The movie's heroine, Stella Payne, is another of those African-American fantasy figures that could never have reached the screen ten years ago. At forty, Stella's a hotshot money market analyst with a killer wardrobe. She's got a super-glamorous house overlooking the Pacific in Marin County, a gold Mercedes in the garage and a paid-up account at Bergdorf's. She jogs every morning. She wields power with confidence and still has time to dish the dirt while luxuriating behind a mask of blue mud at a San Francisco spa as grand as the Taj Mahal.

She is, in short, a contemporary update on the sleek, self-assured career women Katharine Hepburn and Lauren Bacall played in those sophisticated romps of the Forties and Fifties.

So, what's the problem? As McMillan and co-screenwriter Don Bass (My Best Friend's Wedding) would have it, Stella's got Nineties disease: She's a single-minded workaholic who has forgotten how to have a good time and a single mother with a bright eleven-year-old (Michael J. Pagan) to tend. Superficially, the woman has everything, but she's secretly unfulfilled and lonely.

Solution? On impulse, Stella and her witty best friend, Delilah (Whoopi Goldberg), jet down to gorgeous Ocho Rios for a little R&R. Before you can say "Dudley Moore boffs Bo Derek," our heroine finds herself drawn to a local hunk who introduces himself, none too shyly, as Winston Shakespeare. This does not signal a discussion of iambic pentameter. Once Stella gets over her middle-aged anxieties and hesitations--a reggae-fired pajama party at which most of the dancers discard their pajama tops probably helps--she's enthusiastically coupling with the stud (played by newcomer Taye Diggs) who's just a few school grades ahead of her son.

Hey, Winston is planning on medical school, isn't he?
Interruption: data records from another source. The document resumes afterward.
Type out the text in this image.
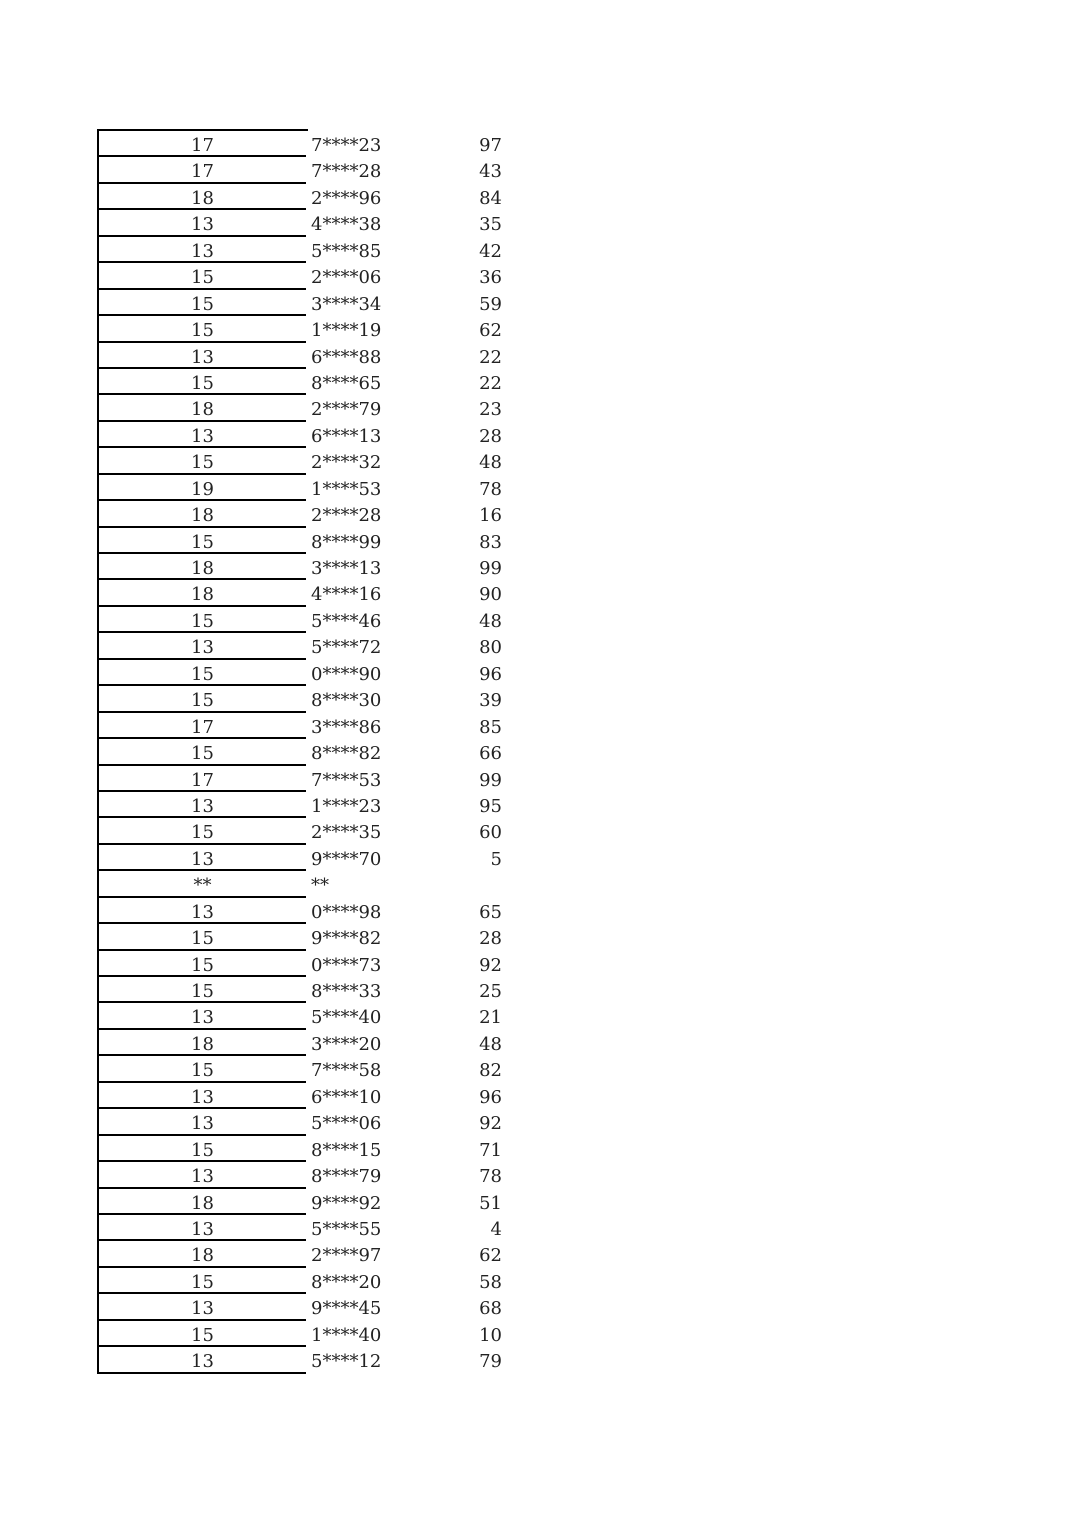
17	7****23	97
17	7****28	43
18	2****96	84
13	4****38	35
13	5****85	42
15	2****06	36
15	3****34	59
15	1****19	62
13	6****88	22
15	8****65	22
18	2****79	23
13	6****13	28
15	2****32	48
19	1****53	78
18	2****28	16
15	8****99	83
18	3****13	99
18	4****16	90
15	5****46	48
13	5****72	80
15	0****90	96
15	8****30	39
17	3****86	85
15	8****82	66
17	7****53	99
13	1****23	95
15	2****35	60
13	9****70	5
**	**
13	0****98	65
15	9****82	28
15	0****73	92
15	8****33	25
13	5****40	21
18	3****20	48
15	7****58	82
13	6****10	96
13	5****06	92
15	8****15	71
13	8****79	78
18	9****92	51
13	5****55	4
18	2****97	62
15	8****20	58
13	9****45	68
15	1****40	10
13	5****12	79
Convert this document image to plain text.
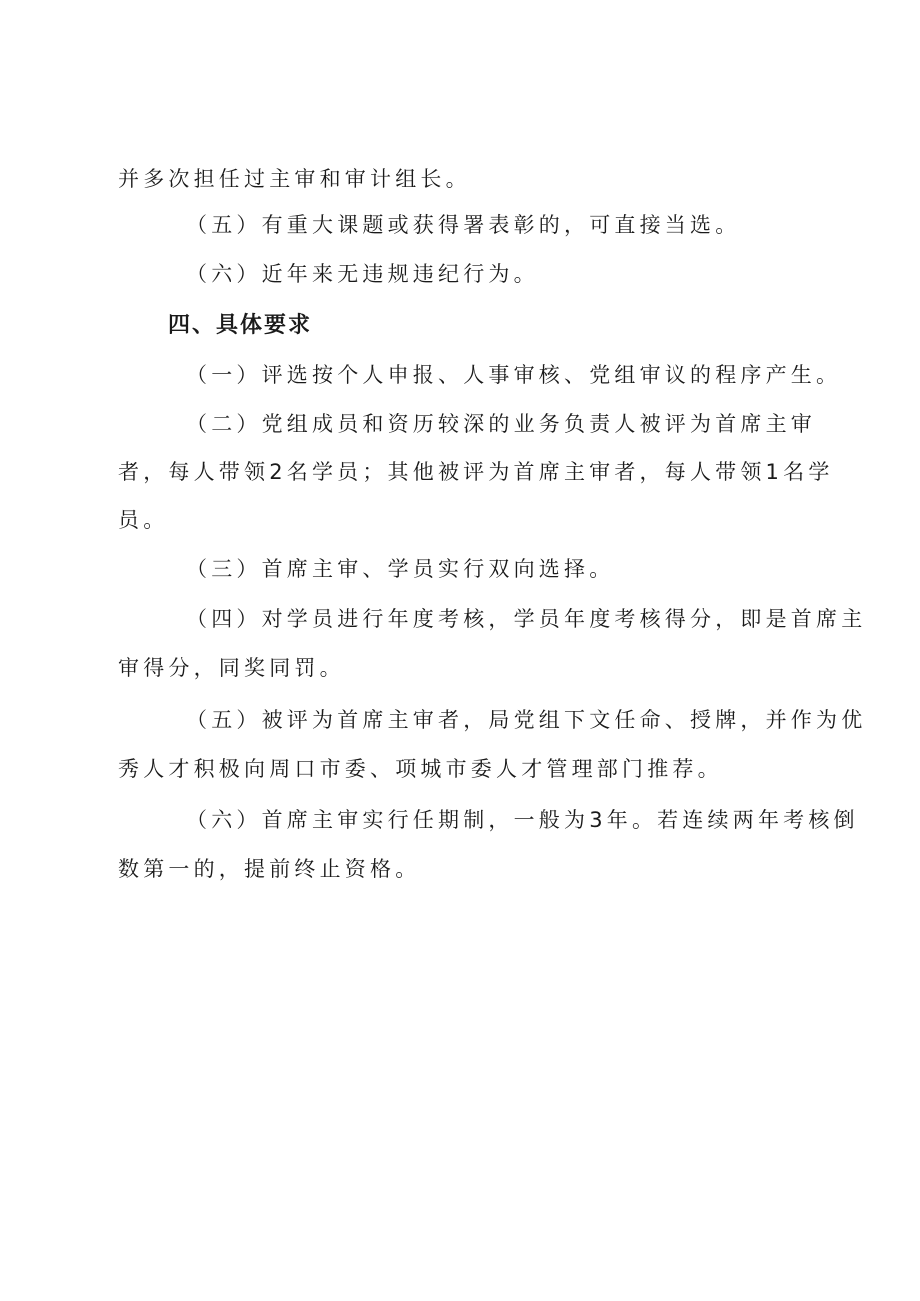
并多次担任过主审和审计组长。
（五）有重大课题或获得署表彰的，可直接当选。
（六）近年来无违规违纪行为。
四、具体要求
（一）评选按个人申报、人事审核、党组审议的程序产生。
（二）党组成员和资历较深的业务负责人被评为首席主审
者，每人带领2名学员；其他被评为首席主审者，每人带领1名学
员。
（三）首席主审、学员实行双向选择。
（四）对学员进行年度考核，学员年度考核得分，即是首席主
审得分，同奖同罚。
（五）被评为首席主审者，局党组下文任命、授牌，并作为优
秀人才积极向周口市委、项城市委人才管理部门推荐。
（六）首席主审实行任期制，一般为3年。若连续两年考核倒
数第一的，提前终止资格。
So go ahead, girl: Toss all three coins in the fountain and see how long your underwear stays on.

The movie never makes clear why Winston (whose well-off parents live nearby) happens to be staying at Stella's hotel or what he sees in a woman twice his age. But that does nothing to slow down McMillan's breakneck sexual fantasy, which is really the tale of the older woman winning one last trophy for the showcase of her success.
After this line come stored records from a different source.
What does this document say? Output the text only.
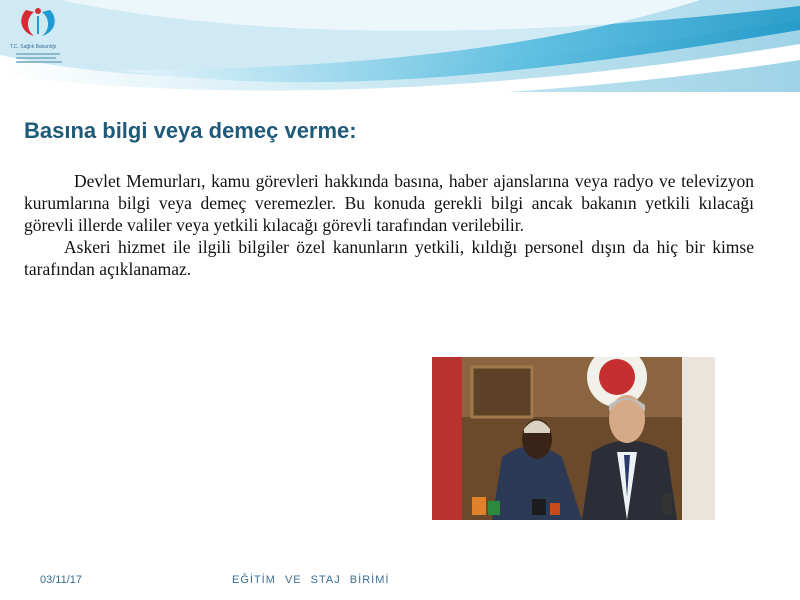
T.C. Sağlık Bakanlığı
Basına bilgi veya demeç verme:

Devlet Memurları, kamu görevleri hakkında basına, haber ajanslarına veya radyo ve televizyon kurumlarına bilgi veya demeç veremezler. Bu konuda gerekli bilgi ancak bakanın yetkili kılacağı görevli illerde valiler veya yetkili kılacağı görevli tarafından verilebilir.

Askeri hizmet ile ilgili bilgiler özel kanunların yetkili, kıldığı personel dışın da hiç bir kimse tarafından açıklanamaz.

03/11/17	EĞİTİM VE STAJ BİRİMİ
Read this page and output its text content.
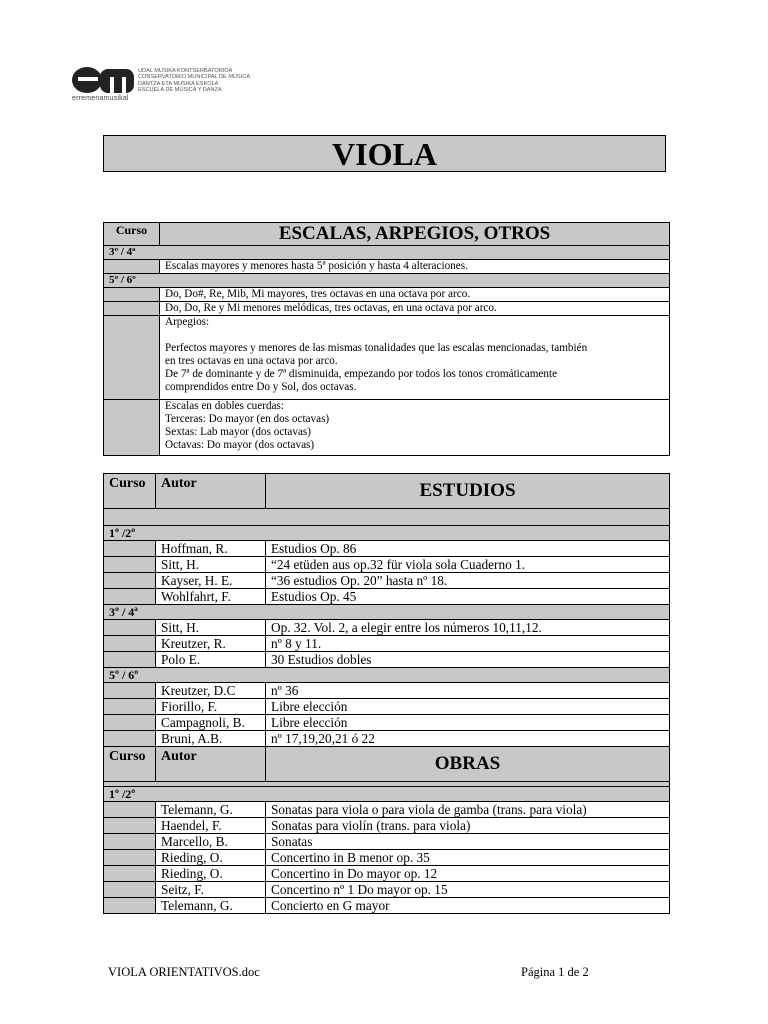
erremenamusikal
UDAL MUSIKA KONTSERBATORIOA
CONSERVATORIO MUNICIPAL DE MÚSICA
DANTZA ETA MUSIKA ESKOLA
ESCUELA DE MÚSICA Y DANZA
VIOLA
Curso	ESCALAS, ARPEGIOS, OTROS
3º / 4ª	
	Escalas mayores y menores hasta 5ª posición y hasta 4 alteraciones.
5º / 6º	
	Do, Do#, Re, Mib, Mi mayores, tres octavas en una octava por arco.
	Do, Do, Re y Mi menores melódicas, tres octavas, en una octava por arco.
	Arpegios:

Perfectos mayores y menores de las mismas tonalidades que las escalas mencionadas, también
en tres octavas en una octava por arco.
De 7ª de dominante y de 7ª disminuida, empezando por todos los tonos cromáticamente
comprendidos entre Do y Sol, dos octavas.
	Escalas en dobles cuerdas:
Terceras: Do mayor (en dos octavas)
Sextas: Lab mayor (dos octavas)
Octavas: Do mayor (dos octavas)
Curso	Autor	ESTUDIOS

1º /2º		
	Hoffman, R.	Estudios Op. 86
	Sitt, H.	“24 etüden aus op.32 für viola sola Cuaderno 1.
	Kayser, H. E.	“36 estudios Op. 20” hasta nº 18.
	Wohlfahrt, F.	Estudios Op. 45
3º / 4ª		
	Sitt, H.	Op. 32. Vol. 2, a elegir entre los números 10,11,12.
	Kreutzer, R.	nº 8 y 11.
	Polo E.	30 Estudios dobles
5º / 6º		
	Kreutzer, D.C	nº 36
	Fiorillo, F.	Libre elección
	Campagnoli, B.	Libre elección
	Bruni, A.B.	nº 17,19,20,21 ó 22
Curso	Autor	OBRAS

1º /2º		
	Telemann, G.	Sonatas para viola o para viola de gamba (trans. para viola)
	Haendel, F.	Sonatas para violín (trans. para viola)
	Marcello, B.	Sonatas
	Rieding, O.	Concertino in B menor op. 35
	Rieding, O.	Concertino in Do mayor op. 12
	Seitz, F.	Concertino nº 1 Do mayor op. 15
	Telemann, G.	Concierto en G mayor
VIOLA ORIENTATIVOS.doc	Página 1 de 2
How Stella Got Her Groove Back talks a lot about love and the thorny problems of May-December love and the way love struggles to endure. But it's not very good at convincing us of such high priorities. It seems a lot more interested in baring flesh, running a fashion show (Bassett's scores of costume changes run the gamut from bikinis to sarongs to business suits), merchandising a soundtrack (produced by Jimmy Jam and Terry Lewis) and selling the audience on the notion that a mature woman in command of all her faculties and a fat bank account can do whatever the hell she wants with her newfound boytoy, including reverting to giggling adolescence. Despite the protests of a disapproving sister and the rest of the world.
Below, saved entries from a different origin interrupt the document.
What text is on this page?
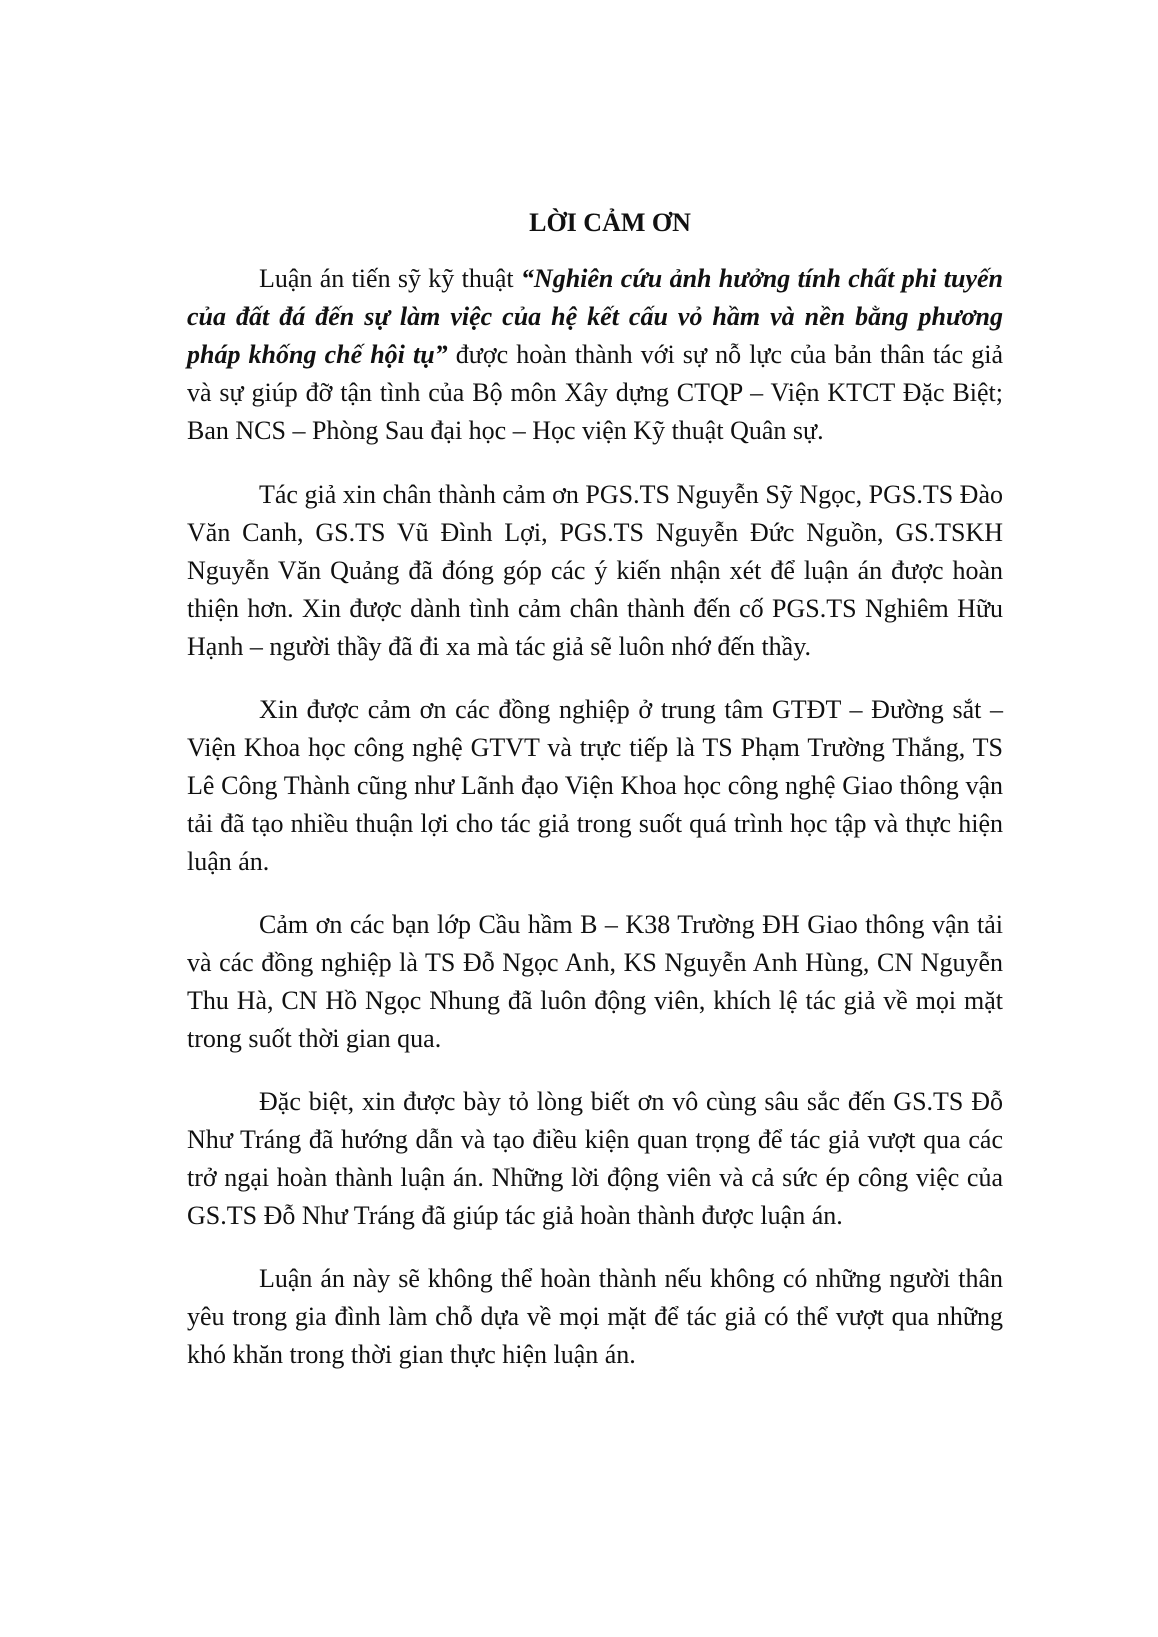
LỜI CẢM ƠN

Luận án tiến sỹ kỹ thuật “Nghiên cứu ảnh hưởng tính chất phi tuyến của đất đá đến sự làm việc của hệ kết cấu vỏ hầm và nền bằng phương pháp khống chế hội tụ” được hoàn thành với sự nỗ lực của bản thân tác giả và sự giúp đỡ tận tình của Bộ môn Xây dựng CTQP – Viện KTCT Đặc Biệt; Ban NCS – Phòng Sau đại học – Học viện Kỹ thuật Quân sự.

Tác giả xin chân thành cảm ơn PGS.TS Nguyễn Sỹ Ngọc, PGS.TS Đào Văn Canh, GS.TS Vũ Đình Lợi, PGS.TS Nguyễn Đức Nguồn, GS.TSKH Nguyễn Văn Quảng đã đóng góp các ý kiến nhận xét để luận án được hoàn thiện hơn. Xin được dành tình cảm chân thành đến cố PGS.TS Nghiêm Hữu Hạnh – người thầy đã đi xa mà tác giả sẽ luôn nhớ đến thầy.

Xin được cảm ơn các đồng nghiệp ở trung tâm GTĐT – Đường sắt – Viện Khoa học công nghệ GTVT và trực tiếp là TS Phạm Trường Thắng, TS Lê Công Thành cũng như Lãnh đạo Viện Khoa học công nghệ Giao thông vận tải đã tạo nhiều thuận lợi cho tác giả trong suốt quá trình học tập và thực hiện luận án.

Cảm ơn các bạn lớp Cầu hầm B – K38 Trường ĐH Giao thông vận tải và các đồng nghiệp là TS Đỗ Ngọc Anh, KS Nguyễn Anh Hùng, CN Nguyễn Thu Hà, CN Hồ Ngọc Nhung đã luôn động viên, khích lệ tác giả về mọi mặt trong suốt thời gian qua.

Đặc biệt, xin được bày tỏ lòng biết ơn vô cùng sâu sắc đến GS.TS Đỗ Như Tráng đã hướng dẫn và tạo điều kiện quan trọng để tác giả vượt qua các trở ngại hoàn thành luận án. Những lời động viên và cả sức ép công việc của GS.TS Đỗ Như Tráng đã giúp tác giả hoàn thành được luận án.

Luận án này sẽ không thể hoàn thành nếu không có những người thân yêu trong gia đình làm chỗ dựa về mọi mặt để tác giả có thể vượt qua những khó khăn trong thời gian thực hiện luận án.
And the eleven-year-old son? The movie blows off that troublesome issue as if it didn't exist: Mom gets a new squeeze; little Quincy gets a playmate.

Meanwhile, Bassett puts in a performance that is by turns overly guarded and overtly childish, decorated all the way through with an array of pouts, smirks and frowns. This is supposed to be the revelation of a woman emancipated by passion, but it looks and feels bogus. Certainly, it lacks the emotional fire of Bassett's breakout role as Tina Turner in What's Love Got to Do With It? or her beautifully detailed work in the first (and far superior) McMillan adaptation, Waiting to Exhale, in which she had to share the limelight with Whitney Houston and two other female co-stars.

But Bassett's inconsistencies probably have more to do with her rookie director, Kevin Rodney Sullivan, than they do with her: Whether composing a closeup or confirming character, Sullivan's definitely a beginner. He is pretty good at adding raunchy touches--including the aforementioned topless dance party and a sex-in-the-shower scene that affords an ample view of young Diggs's athletic butt. ("Turn around!" came the call from the audience.) And Sullivan's no stranger to schmaltz, either: He plays Whoopi's New York deathbed scene (Delilah's got cancer, we're surprised to learn) to a fare-thee-well, then has Stella spout a eulogy calculated to open every tear duct in the balcony.